Chapter 6 discusses how God and, by extension, the church are central to Black women's survival. However, the church has not always supported Black women because of its strict patriarchal structure. Although the author speculates that womanist perspectives may be ‘just another crooked image that encourages black women to take on yet another responsibility for others’ (p. 251), she proposes that they may embrace womanist contributions to the religious faith in such a way as to ‘straighten the shame-producing images of the crooked room’ (p. 265) in which Black women are trying to stand up, both within and beyond the church.
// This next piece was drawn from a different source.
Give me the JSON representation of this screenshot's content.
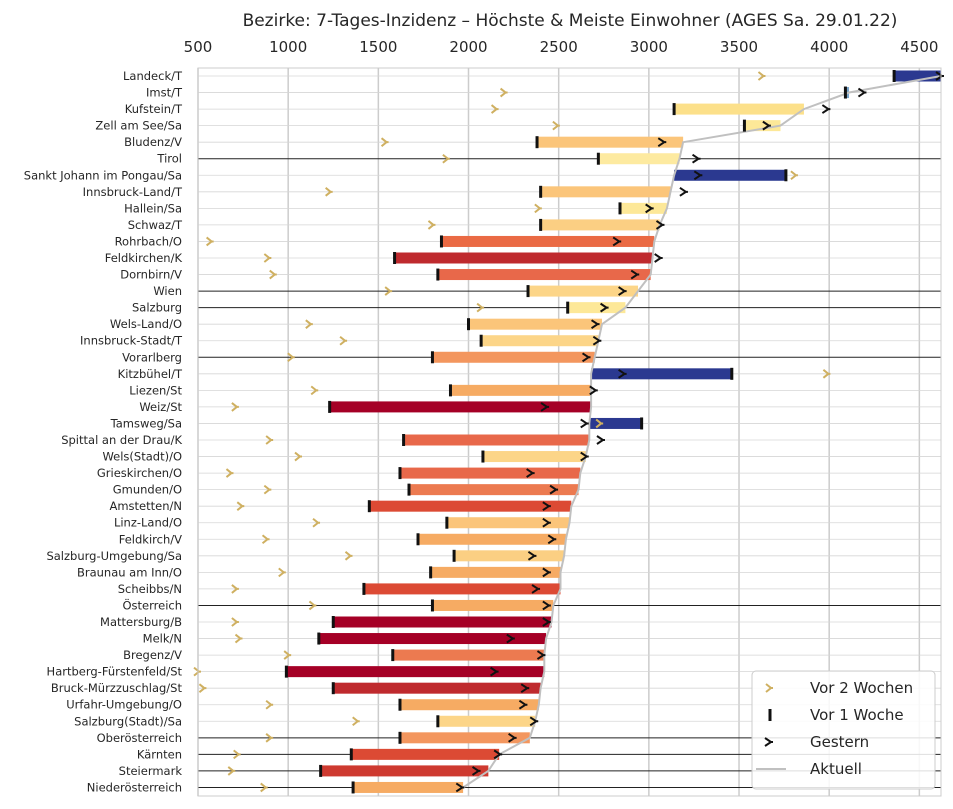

The final chapter discusses Michelle Obama's ‘homegrown’ background as the descendant of enslaved people. As she fits so neatly into the American racial framework, Obama was subjected to the distorting images of the crooked room that Harris-Perry has discussed throughout the text. Although Harris-Perry believes that Obama, as ‘the most visible contemporary example of an African-American woman working to stand straight in a crooked room’ (p. 271), has successfully resisted the stereotyping that was thrust upon her, she also shows how little this highly visible figure has fostered a fundamental paradigm shift, providing data from ‘ordinary sisters’ culled from her focus groups, as well as the example of a less visible, although successful, woman who was publicly and wrongly vilified, the former USDA Georgia director of rural development, Shirley Sherrod.

Although one reviewer has commented that ‘the book wobbles as it straddles academic rigor and mainstream accessibility, intimacy and analysis’,Footnote 1 I think it evidences how personal the project was to the author. Moreover, the text is squarely positioned within the tradition of Black feminist scholars who work through and across boundaries in order to make larger social and political claims centred on the intersections of race and gender.